Bij het verzamelen van inzichten en ideeën over uitstelgedrag viel m’n oog onlangs op dit citaat van kunstenaar Eugène Delacroix waarin hij zich beklaagt over zijn eigen uitstelgewoonten. Hij schreef het in zijn dagboek in 1824.
Het herinnerde me eraan hoe goed we er vaak zijn in het doen van dingen waar we het minst in geïnteresseerd zijn en hoe subtiel het onderscheid kan zijn tussen bevlogenheid en afleiding.

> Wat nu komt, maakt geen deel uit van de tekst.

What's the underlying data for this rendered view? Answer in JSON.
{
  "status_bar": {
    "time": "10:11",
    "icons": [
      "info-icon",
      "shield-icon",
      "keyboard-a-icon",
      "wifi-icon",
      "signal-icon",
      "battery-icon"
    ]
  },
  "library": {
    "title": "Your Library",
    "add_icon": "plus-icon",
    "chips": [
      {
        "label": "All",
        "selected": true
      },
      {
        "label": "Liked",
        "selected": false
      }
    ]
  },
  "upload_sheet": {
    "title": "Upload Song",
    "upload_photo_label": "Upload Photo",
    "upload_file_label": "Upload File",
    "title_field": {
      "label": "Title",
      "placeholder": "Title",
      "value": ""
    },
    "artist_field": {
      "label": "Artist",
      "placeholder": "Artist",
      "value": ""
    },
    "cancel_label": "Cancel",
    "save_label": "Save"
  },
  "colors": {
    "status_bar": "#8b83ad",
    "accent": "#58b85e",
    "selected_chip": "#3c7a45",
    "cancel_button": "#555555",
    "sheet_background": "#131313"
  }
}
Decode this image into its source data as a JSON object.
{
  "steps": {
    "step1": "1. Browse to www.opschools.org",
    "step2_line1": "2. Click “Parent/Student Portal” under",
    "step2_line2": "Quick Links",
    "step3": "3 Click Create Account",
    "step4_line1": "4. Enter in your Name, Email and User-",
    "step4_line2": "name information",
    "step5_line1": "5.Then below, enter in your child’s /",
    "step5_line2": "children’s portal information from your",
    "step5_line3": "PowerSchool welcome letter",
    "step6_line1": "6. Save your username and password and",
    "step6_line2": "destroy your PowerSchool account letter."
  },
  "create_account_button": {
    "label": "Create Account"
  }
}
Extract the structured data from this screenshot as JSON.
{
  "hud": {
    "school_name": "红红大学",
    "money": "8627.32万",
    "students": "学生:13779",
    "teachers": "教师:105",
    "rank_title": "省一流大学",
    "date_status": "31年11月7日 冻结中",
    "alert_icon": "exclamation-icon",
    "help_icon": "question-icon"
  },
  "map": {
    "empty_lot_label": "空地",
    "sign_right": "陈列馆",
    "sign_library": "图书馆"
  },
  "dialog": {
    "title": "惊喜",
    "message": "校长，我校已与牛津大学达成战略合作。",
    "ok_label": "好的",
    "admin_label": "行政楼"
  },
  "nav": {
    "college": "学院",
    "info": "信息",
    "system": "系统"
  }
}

The absurd mania I have for doing things in which I am not vitally interested, and therefore doing them badly; the more I do such things, the more I find to do. I’m always having excellent ideas, but instead of working on them while they are still fresh in my imagination, I keep telling myself that I will do them later on — but when? Then I forget about them, or worse still, can no longer see anything interesting in ideas that seemed certain to inspire me. The trouble is, that with a roving and impressionable mind like mine, one idea drives another out of my head quicker than the changing wind alters the direction of a windmill’s sails. And when I have a number of different ideas for subjects in mind at once, what am I to do? Am I to keep them in stock, so to speak, quietly waiting their turn? If I do that, no sudden inspiration will quicken them with the touch of Prometheus’s breath. Must I take them out of a drawer when I want to paint a picture? That would mean the death of genius.